She Spent £1,500 a Month on Alcohol Delivered to Her Door — Then She Was Found Dead at 35

Zoe Hughes was 35 years old when she was found dead in her home in Lincoln.

For years, she had been battling alcoholism.
She had gone through rehab twice.
She was trying to hold on.

But the world around her had changed.

Alcohol was no longer something you had to go out and get.

Now, it could come straight to your door.


Drinking Alone — Delivered on Demand

After her death, Zoe’s sister, Alexandria, went through her accounts.

What she found was shocking.

Zoe had been spending up to £1,500 a month on alcohol ordered through delivery apps.

No shops.
No pubs.
No human interaction.

Just a phone.

Order. Deliver.
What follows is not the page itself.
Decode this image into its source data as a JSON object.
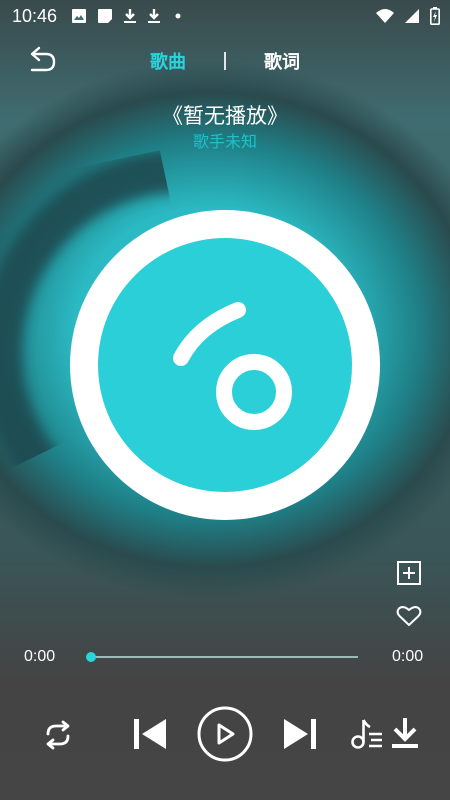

Repeat.

Sometimes, the alcohol wasn’t even handed to her.

It was left at the doorstep.

No questions asked.


Rules That Existed Only on Paper

Delivery platforms state that alcohol should not be handed to someone who is visibly intoxicated.
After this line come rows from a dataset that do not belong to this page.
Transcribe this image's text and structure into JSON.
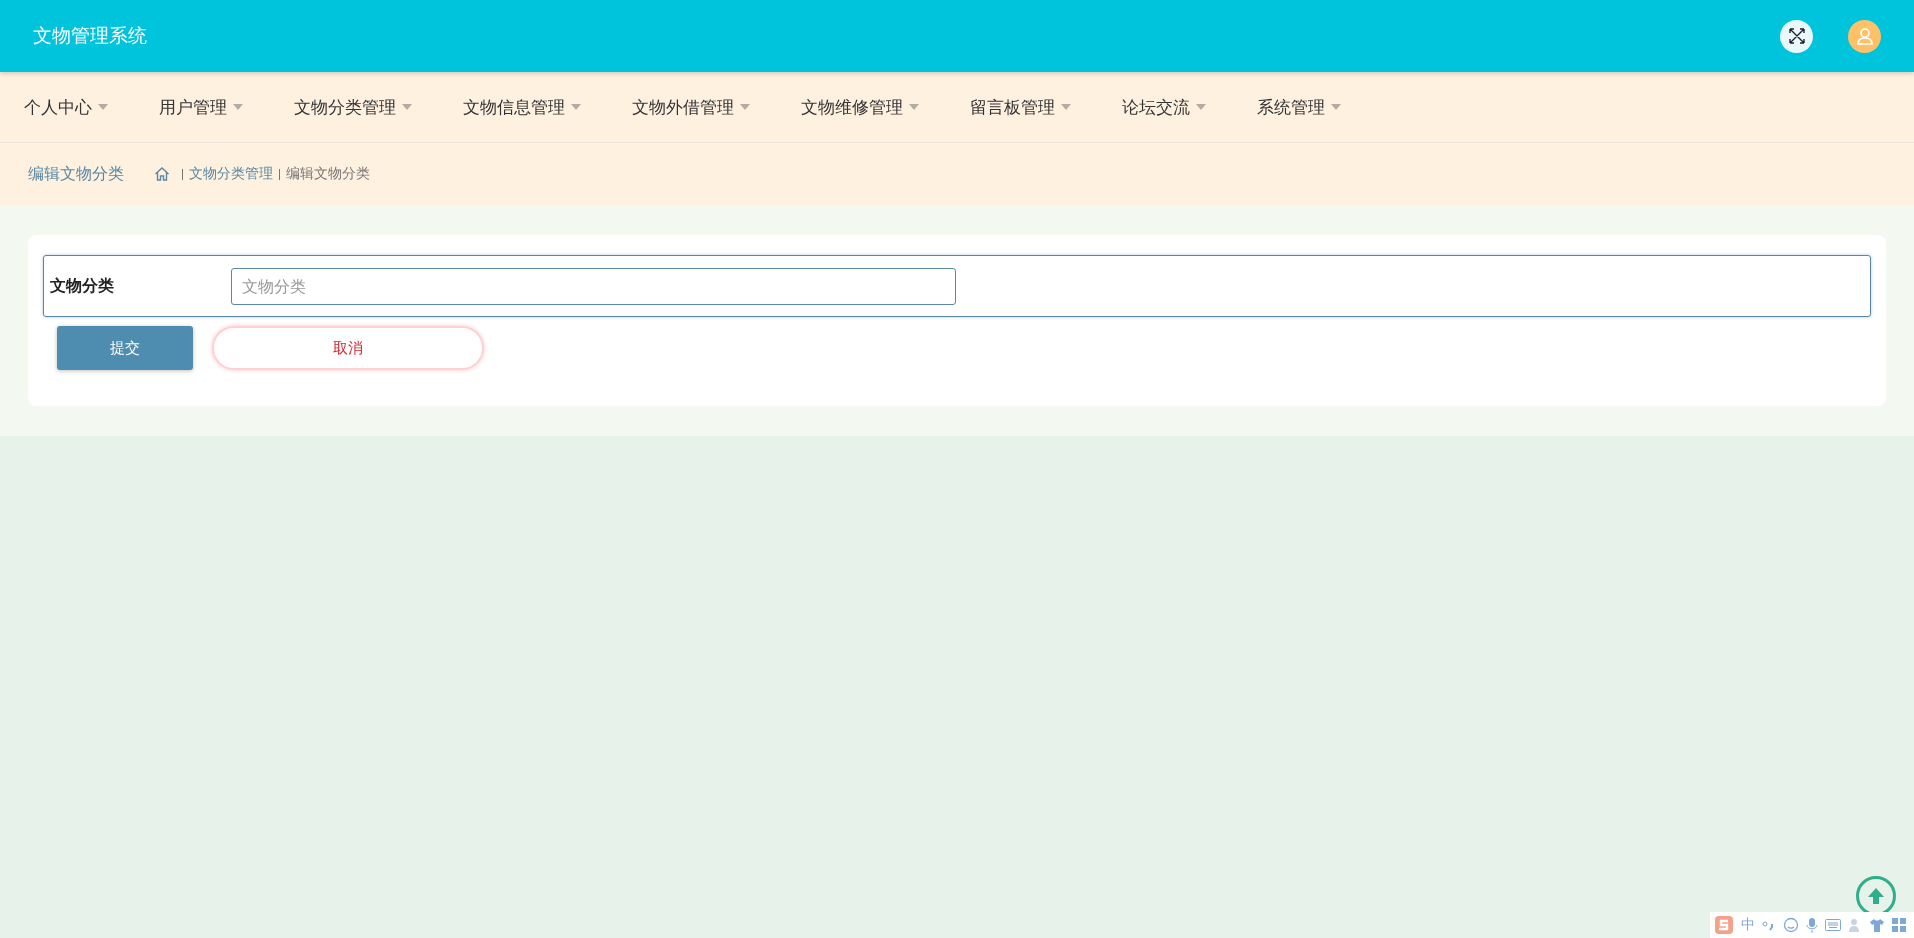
{
  "header": {
    "title": "文物管理系统"
  },
  "menu": [
    {
      "label": "个人中心"
    },
    {
      "label": "用户管理"
    },
    {
      "label": "文物分类管理"
    },
    {
      "label": "文物信息管理"
    },
    {
      "label": "文物外借管理"
    },
    {
      "label": "文物维修管理"
    },
    {
      "label": "留言板管理"
    },
    {
      "label": "论坛交流"
    },
    {
      "label": "系统管理"
    }
  ],
  "breadcrumb": {
    "page_title": "编辑文物分类",
    "trail": [
      "文物分类管理",
      "编辑文物分类"
    ]
  },
  "form": {
    "fields": [
      {
        "label": "文物分类",
        "placeholder": "文物分类"
      }
    ],
    "buttons": [
      {
        "label": "提交",
        "kind": "primary"
      },
      {
        "label": "取消",
        "kind": "cancel"
      }
    ]
  },
  "ime_toolbar": {
    "mode": "中"
  }
}
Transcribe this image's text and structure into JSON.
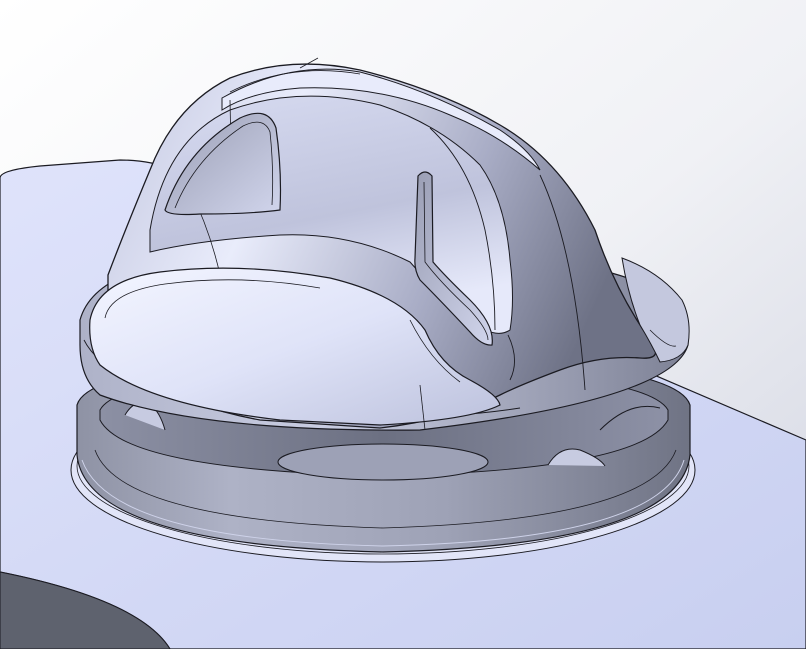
{
  "viewport": {
    "background_top": "#ffffff",
    "background_bottom": "#d6d9e6"
  },
  "colors": {
    "edge": "#1b1b22",
    "plate_top": "#d3d8f3",
    "plate_side": "#5e626e",
    "body_light": "#eef0fb",
    "body_mid": "#b9bdd6",
    "body_dark": "#7d8196",
    "ring_dark": "#777b8a"
  }
}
But in Zoe’s case, there was no real check.

No one to stop her.
No one to say “enough.”
No one watching.

What exists in a bar — a bartender who can refuse service — simply doesn’t exist behind a screen.


A Sister’s Fight for Change

Now, Alexandria Hughes is trying to make sure this doesn’t happen again.
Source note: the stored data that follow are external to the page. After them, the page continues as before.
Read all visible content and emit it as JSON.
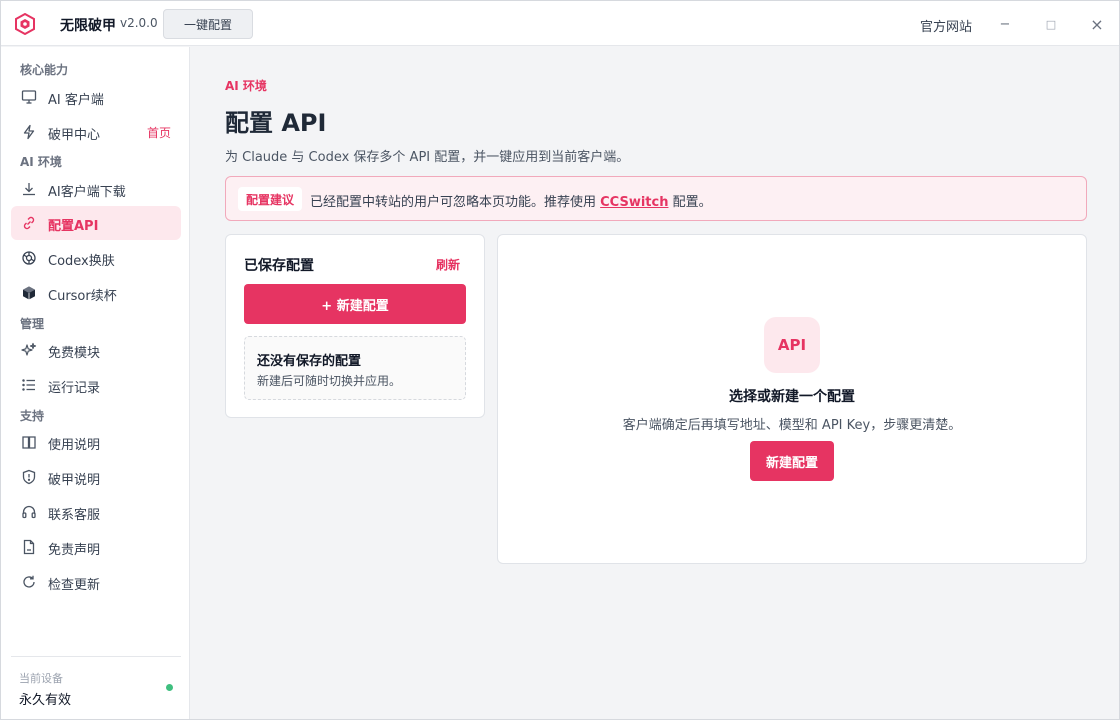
{
  "titlebar": {
    "app_name": "无限破甲",
    "version": "v2.0.0",
    "oneclick_label": "一键配置",
    "official_site": "官方网站",
    "minimize": "−",
    "maximize": "□",
    "close": "×"
  },
  "sidebar": {
    "sections": [
      {
        "label": "核心能力"
      },
      {
        "label": "AI 环境"
      },
      {
        "label": "管理"
      },
      {
        "label": "支持"
      }
    ],
    "items": [
      {
        "label": "AI 客户端",
        "icon": "monitor-icon"
      },
      {
        "label": "破甲中心",
        "icon": "bolt-icon",
        "badge": "首页"
      },
      {
        "label": "AI客户端下载",
        "icon": "download-icon"
      },
      {
        "label": "配置API",
        "icon": "link-icon"
      },
      {
        "label": "Codex换肤",
        "icon": "openai-icon"
      },
      {
        "label": "Cursor续杯",
        "icon": "cube-icon"
      },
      {
        "label": "免费模块",
        "icon": "sparkle-icon"
      },
      {
        "label": "运行记录",
        "icon": "list-icon"
      },
      {
        "label": "使用说明",
        "icon": "book-icon"
      },
      {
        "label": "破甲说明",
        "icon": "shield-icon"
      },
      {
        "label": "联系客服",
        "icon": "headset-icon"
      },
      {
        "label": "免责声明",
        "icon": "document-icon"
      },
      {
        "label": "检查更新",
        "icon": "refresh-icon"
      }
    ],
    "active_index": 3,
    "device_label": "当前设备",
    "device_status": "永久有效",
    "status_color": "#3fbf7f"
  },
  "main": {
    "eyebrow": "AI 环境",
    "title": "配置 API",
    "description": "为 Claude 与 Codex 保存多个 API 配置，并一键应用到当前客户端。",
    "notice": {
      "tag": "配置建议",
      "text_before": "已经配置中转站的用户可忽略本页功能。推荐使用 ",
      "link": "CCSwitch",
      "text_after": " 配置。"
    },
    "saved": {
      "title": "已保存配置",
      "refresh": "刷新",
      "new_button": "+  新建配置",
      "empty_title": "还没有保存的配置",
      "empty_desc": "新建后可随时切换并应用。"
    },
    "detail": {
      "badge": "API",
      "title": "选择或新建一个配置",
      "description": "客户端确定后再填写地址、模型和 API Key，步骤更清楚。",
      "new_button": "新建配置"
    }
  },
  "colors": {
    "accent": "#e63462",
    "accent_light": "#fde8ed"
  }
}
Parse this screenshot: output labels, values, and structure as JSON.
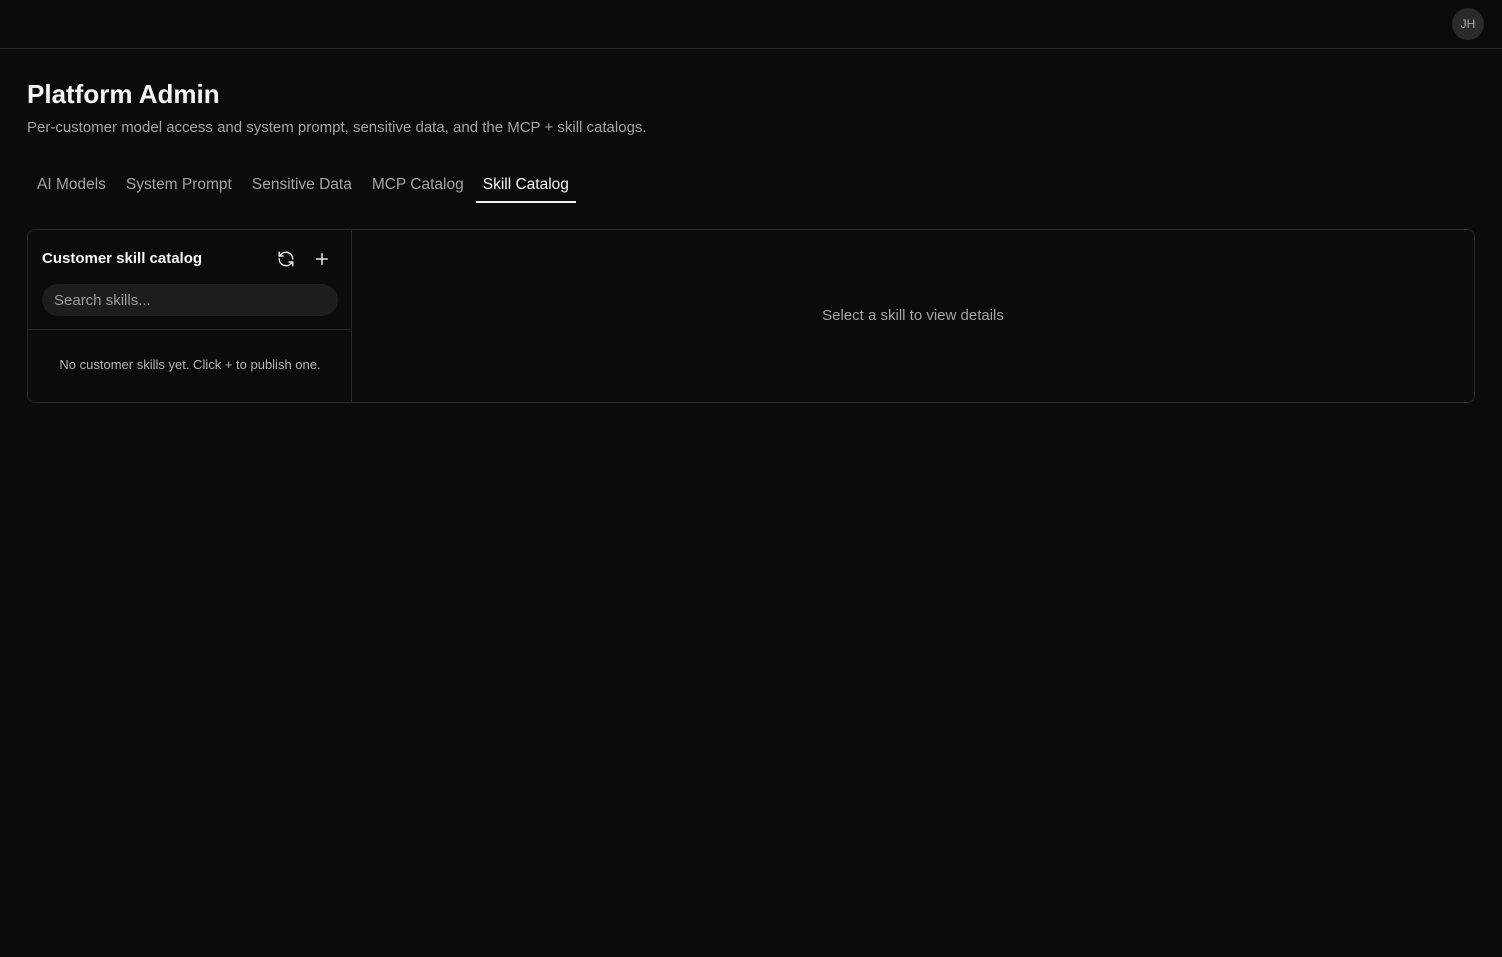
{
  "header": {
    "avatar_initials": "JH"
  },
  "page": {
    "title": "Platform Admin",
    "subtitle": "Per-customer model access and system prompt, sensitive data, and the MCP + skill catalogs."
  },
  "tabs": [
    {
      "label": "AI Models",
      "active": false
    },
    {
      "label": "System Prompt",
      "active": false
    },
    {
      "label": "Sensitive Data",
      "active": false
    },
    {
      "label": "MCP Catalog",
      "active": false
    },
    {
      "label": "Skill Catalog",
      "active": true
    }
  ],
  "skill_catalog": {
    "title": "Customer skill catalog",
    "refresh_icon": "refresh-icon",
    "add_icon": "plus-icon",
    "search_placeholder": "Search skills...",
    "empty_message": "No customer skills yet. Click + to publish one.",
    "detail_placeholder": "Select a skill to view details"
  },
  "colors": {
    "background": "#0b0b0e",
    "border": "#2a2a2e",
    "text_primary": "#f5f5f5",
    "text_muted": "#a3a3a8",
    "input_bg": "#1d1d21"
  }
}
She has launched a petition calling for a national self-exclusion system for alcohol delivery, similar to the tools used in the gambling industry.

A system where vulnerable individuals — or their families — could block access across all delivery platforms at once.

The petition has already passed 15,000 signatures.

Her message is simple:

If you’re drunk in a pub, you won’t be served.
If you’re intoxicated in a shop, you can be refused.

But at home?

There are no limits.


Not Just One Case

Zoe’s story isn’t the only one.

In Australia, a 30-year-old woman named Kathleen Arnold was found dead in 2023 with an extremely high blood alcohol level.

In the six months before her death, she had ordered alcohol 319 times through delivery apps.

A formal investigation followed, raising serious questions about the system.


Convenience With a Cost

Delivery apps have built their success on convenience.

Fast. Easy. On demand.

But for someone struggling with addiction, that convenience can be dangerous.

Even fatal.


A Question That Can’t Be Ignored

Zoe Hughes didn’t lose her life in a bar.

She lost it at home.

Alone.

With alcohol that kept arriving — again and again — with no one to stop it.

Now her sister is asking a simple question:

Should convenience ever come before safety?